L’employeur s’engageait également à prendre en charge les frais de déménagement (dans une limite de 4000 €), les frais d’hébergement provisoire dans la limite de 3 mois (montant de 800 € par mois), un trajet en train 2e classe toutes les semaines pendant 3 mois.
M. X a refusé les postes proposés au regard de leur éloignement géographique de son domicile. Il fait valoir qu’il avait toutes ses attaches sur Pau. Le périmètre géographique qu’il souhaitait devait lui permettre de ne pas déménager de sorte que même les postes proposés dans le sud-ouest n’ont pas eu son agrément.

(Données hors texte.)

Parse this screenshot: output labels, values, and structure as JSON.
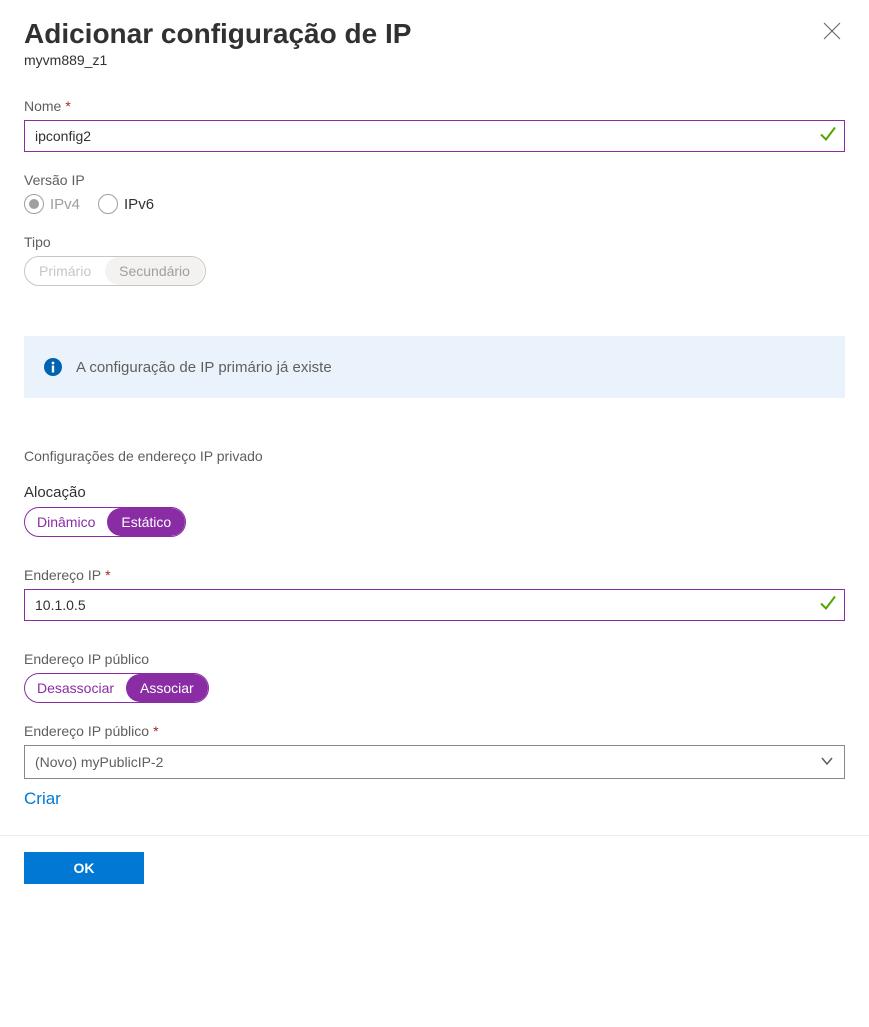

Le salarié ne peut être suivi dans son argumentation quand il reproche à l’employeur de ne lui avoir donné aucune garantie quant à la pérennité de son nouvel emploi alors que les postes proposés (hormis le CDD sur Lons) s’inscrivaient dans la durée, s’agissant de contrats à durée indéterminée.
Aucune précipitation dans la formulation de ses offres de reclassement ne peut davantage être imputée à la société appelante laquelle a donné au salarié un délai raisonnable pour se prononcer et a assorti ses offres de mesures d’aides au déménagement sur une durée de 3 mois.
La société appelante justifie par ailleurs avoir sollicité la commission territoriale de l’emploi dans le cadre d’une recherche de reclassement extérieur au groupe dès le mois de juin 2014.
Il en découle que l’employeur, qui justifie de l’absence de poste disponible dans la périmètre géographique souhaité par le salarié alors que celui-ci avait refusé plusieurs postes proposés, relevant de la même catégorie que celui occupé (voire d’un niveau supérieur sur Bordeaux), l’éloignant de son domicile, n’a pas manqué à son obligation de reclassement.
Dès lors, il sera, par infirmation du jugement entrepris, que le licenciement de M. X repose sur une cause réelle et sérieuse et que ce dernier doit être débouté de sa demande indemnitaire pour licenciement dénué de cause réelle et sérieuse.
Sur le surplus des demandes
Le jugement entrepris sera infirmé en ce qu’il a a mis à la charge de la société Norsud une somme de 1200 € sur le fondement de l’article 700 du code de procédure civile.
M. X qui succombe en ses prétentions doit être condamné aux dépens de première instance par infirmation du jugement entrepris, et d’appel.
PAR CES MOTIFS
La cour, après en avoir délibéré, statuant publiquement, contradictoirement et en dernier ressort, par arrêt mis à disposition au greffe,
Infirme le jugement entrepris,
Statuant à nouveau et y ajoutant,
Dit que le licenciement de M. X repose sur une cause réelle et sérieuse,
Déboute M. X de toutes ses demandes,
Condamne M. X aux dépens de première instance et d’appel.
Arrêt signé par Madame DEL ARCO SALCEDO, Présidente, et par Madame LAUBIE, greffière, à laquelle la minute de la décision a été remise par le magistrat signataire.